Justice Ginsburg, an “icon to the left,” unashamedly criticizes Texas pro-life law
By Dave Andrusko
As they say, pro-abortion Supreme Court Justice Ruth Bader Ginsburg is on a roll. We talked three last week about the excerpts that appeared from a forthcoming story in the October issue of Elle magazine and are coming back to another interview today.
In her Elle interview, Justice Ginsburg lowered the boom on fellow Justice Anthony Kennedy, Congress the “Hobby Lobby” decision, “those people” having too many babies (“It makes no sense as a national policy to promote birth only among poor people”), younger feminists who aren’t as gung-ho as she is about abortion, and, indirectly, President Obama for signaling that maybe, just maybe, she might be stepping down in time for Obama to appoint a younger clone of Ginsburg. (She is having none of that!)
Well, Ginsburg also gave a long interview to the New Republic’s Jeffrey Rosen. Writing at National Review Online, Ed Whelan asks if the following comment doesn’t amount to an obligation on Ginsburg’s part to recuse herself.
[Rosen]: So how can
advocates make sure that poor women’s access to reproductive choice is
protected?
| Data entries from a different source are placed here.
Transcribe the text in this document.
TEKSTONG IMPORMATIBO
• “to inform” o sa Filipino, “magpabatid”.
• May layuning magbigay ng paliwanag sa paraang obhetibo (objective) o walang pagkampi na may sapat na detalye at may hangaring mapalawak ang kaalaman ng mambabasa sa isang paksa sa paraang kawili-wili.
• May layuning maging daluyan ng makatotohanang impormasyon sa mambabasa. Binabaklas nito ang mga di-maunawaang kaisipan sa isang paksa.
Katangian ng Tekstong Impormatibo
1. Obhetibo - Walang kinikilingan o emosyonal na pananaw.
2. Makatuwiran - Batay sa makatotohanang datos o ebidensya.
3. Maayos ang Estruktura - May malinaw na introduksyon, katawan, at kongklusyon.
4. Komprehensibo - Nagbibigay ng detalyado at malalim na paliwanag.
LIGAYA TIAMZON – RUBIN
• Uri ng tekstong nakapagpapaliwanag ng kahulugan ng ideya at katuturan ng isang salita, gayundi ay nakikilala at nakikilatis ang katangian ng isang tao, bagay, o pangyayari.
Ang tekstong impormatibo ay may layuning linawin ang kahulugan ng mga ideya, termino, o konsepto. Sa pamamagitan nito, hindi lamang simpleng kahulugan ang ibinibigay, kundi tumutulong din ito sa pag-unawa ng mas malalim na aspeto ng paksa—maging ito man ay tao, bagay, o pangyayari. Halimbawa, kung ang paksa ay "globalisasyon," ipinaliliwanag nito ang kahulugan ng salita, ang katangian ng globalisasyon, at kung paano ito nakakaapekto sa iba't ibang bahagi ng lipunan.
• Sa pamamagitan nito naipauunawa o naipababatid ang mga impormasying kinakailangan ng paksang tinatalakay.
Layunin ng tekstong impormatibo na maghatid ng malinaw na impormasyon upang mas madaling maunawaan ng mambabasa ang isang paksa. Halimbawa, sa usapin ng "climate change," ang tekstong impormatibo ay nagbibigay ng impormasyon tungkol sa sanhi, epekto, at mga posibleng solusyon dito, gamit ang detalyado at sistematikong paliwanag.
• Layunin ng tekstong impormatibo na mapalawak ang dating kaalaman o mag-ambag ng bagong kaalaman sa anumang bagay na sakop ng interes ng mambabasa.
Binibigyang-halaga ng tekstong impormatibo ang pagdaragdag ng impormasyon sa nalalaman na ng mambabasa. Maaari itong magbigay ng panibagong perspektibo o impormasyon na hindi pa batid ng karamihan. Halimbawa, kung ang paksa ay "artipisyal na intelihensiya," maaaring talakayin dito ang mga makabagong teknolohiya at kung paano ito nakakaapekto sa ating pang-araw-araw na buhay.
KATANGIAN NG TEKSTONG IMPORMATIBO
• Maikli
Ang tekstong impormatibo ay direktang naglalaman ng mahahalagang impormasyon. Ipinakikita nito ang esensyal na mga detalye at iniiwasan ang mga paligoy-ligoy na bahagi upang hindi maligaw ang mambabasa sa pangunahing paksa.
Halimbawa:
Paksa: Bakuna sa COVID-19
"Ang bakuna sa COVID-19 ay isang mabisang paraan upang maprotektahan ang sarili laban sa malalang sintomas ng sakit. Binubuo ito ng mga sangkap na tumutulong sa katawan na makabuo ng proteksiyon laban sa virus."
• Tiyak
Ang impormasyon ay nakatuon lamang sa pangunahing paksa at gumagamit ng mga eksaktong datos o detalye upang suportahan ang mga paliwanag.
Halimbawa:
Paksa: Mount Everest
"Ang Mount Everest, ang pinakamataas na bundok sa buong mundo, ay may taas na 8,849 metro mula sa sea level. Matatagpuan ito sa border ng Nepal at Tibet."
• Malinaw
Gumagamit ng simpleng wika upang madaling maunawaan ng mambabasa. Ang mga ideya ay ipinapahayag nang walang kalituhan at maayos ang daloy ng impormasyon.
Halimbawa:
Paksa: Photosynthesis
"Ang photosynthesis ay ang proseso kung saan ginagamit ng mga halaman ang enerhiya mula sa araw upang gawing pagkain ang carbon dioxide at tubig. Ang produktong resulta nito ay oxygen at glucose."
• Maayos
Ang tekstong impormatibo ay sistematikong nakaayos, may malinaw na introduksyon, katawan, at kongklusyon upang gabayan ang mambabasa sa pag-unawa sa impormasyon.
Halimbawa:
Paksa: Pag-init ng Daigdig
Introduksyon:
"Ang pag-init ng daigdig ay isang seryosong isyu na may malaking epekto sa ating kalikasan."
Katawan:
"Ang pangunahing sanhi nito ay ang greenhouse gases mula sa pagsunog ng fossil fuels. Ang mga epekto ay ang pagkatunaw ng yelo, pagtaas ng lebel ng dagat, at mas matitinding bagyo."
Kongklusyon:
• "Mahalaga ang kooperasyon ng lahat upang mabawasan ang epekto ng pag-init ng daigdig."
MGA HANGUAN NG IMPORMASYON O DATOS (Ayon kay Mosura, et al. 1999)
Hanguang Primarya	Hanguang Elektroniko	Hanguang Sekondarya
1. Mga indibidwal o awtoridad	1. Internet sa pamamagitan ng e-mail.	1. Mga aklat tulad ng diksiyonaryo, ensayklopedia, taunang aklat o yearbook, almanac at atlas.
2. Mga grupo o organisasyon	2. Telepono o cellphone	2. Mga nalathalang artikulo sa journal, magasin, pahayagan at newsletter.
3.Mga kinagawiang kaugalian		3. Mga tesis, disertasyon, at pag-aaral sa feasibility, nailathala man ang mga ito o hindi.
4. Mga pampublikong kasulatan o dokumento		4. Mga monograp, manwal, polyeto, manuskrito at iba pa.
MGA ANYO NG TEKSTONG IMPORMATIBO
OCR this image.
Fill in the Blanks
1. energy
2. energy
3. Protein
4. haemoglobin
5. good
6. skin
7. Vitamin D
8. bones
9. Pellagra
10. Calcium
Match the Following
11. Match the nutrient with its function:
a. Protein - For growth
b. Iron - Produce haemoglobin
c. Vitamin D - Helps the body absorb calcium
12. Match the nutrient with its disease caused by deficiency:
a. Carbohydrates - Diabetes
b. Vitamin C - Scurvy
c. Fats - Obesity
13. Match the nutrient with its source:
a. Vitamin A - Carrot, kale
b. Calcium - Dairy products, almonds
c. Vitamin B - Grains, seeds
Can legislatures be trusted or is it necessary for courts to
remain vigilant?
[Ginsburg]: How could you trust legislatures in view of the restrictions states are imposing?
Think of the Texas legislation that would put most clinics out of
business. The courts can’t be trusted either. Think of the Carhart
decision or going way back to the two decisions that denied Medicaid
coverage for abortion. I don’t see this as a question of courts versus
legislatures. In my view, both have been moving in the wrong direction.
It will take people who care about poor women. The irony and tragedy is
any woman of means can have a safe abortion somewhere in the United
States. But women lacking the wherewithal to travel can’t. There is no
big constituency out there concerned about access restrictions on poor
women. [Emphasis added]
Well, of course she should not be involved. This law could well come
before the High Court and Justice Ginsburg has prejudged the outcome.
But, of course, she won’t. There is more very much worth reading at newrepublic.com. Here at two items.
#1. In the quote above Ginsburg bashes the “Carhart” decision which upheld the ban on partial-birth abortion. Only the most zealous, eyes-shut-tight ideologue could be so hard-hearted as to allow this incredibly brutal abortion technique to remain legal. But to Ginsburg Gonzales v. Carhart was nothing more than “a new form of ‘Big Brother must protect the woman against her own weakness and immature misjudgment.’”
#2. The ability to completely miss the point. She told Rosen
“Going back to the 1980s, I was
speaking at Duke, not about abortion in particular, but about equal
opportunities for women to be whatever their God-given talent allowed
them to be, without artificial barriers placed in their way. During the
question period, an African American man commented: ‘We know what you
lily-white women are all about. You want to kill black babies.’ That’s
how some in the African American community regarded the choice movement.
So I think it would be helpful if civil rights groups homed in on the
impact of the absence of choice on African American women. That would be
useful.”
Amazing. No wonder Ginsburg has become, in Rosen’s fawning words, “an icon to the left, inspiring fanwear and Tumblr tributes.”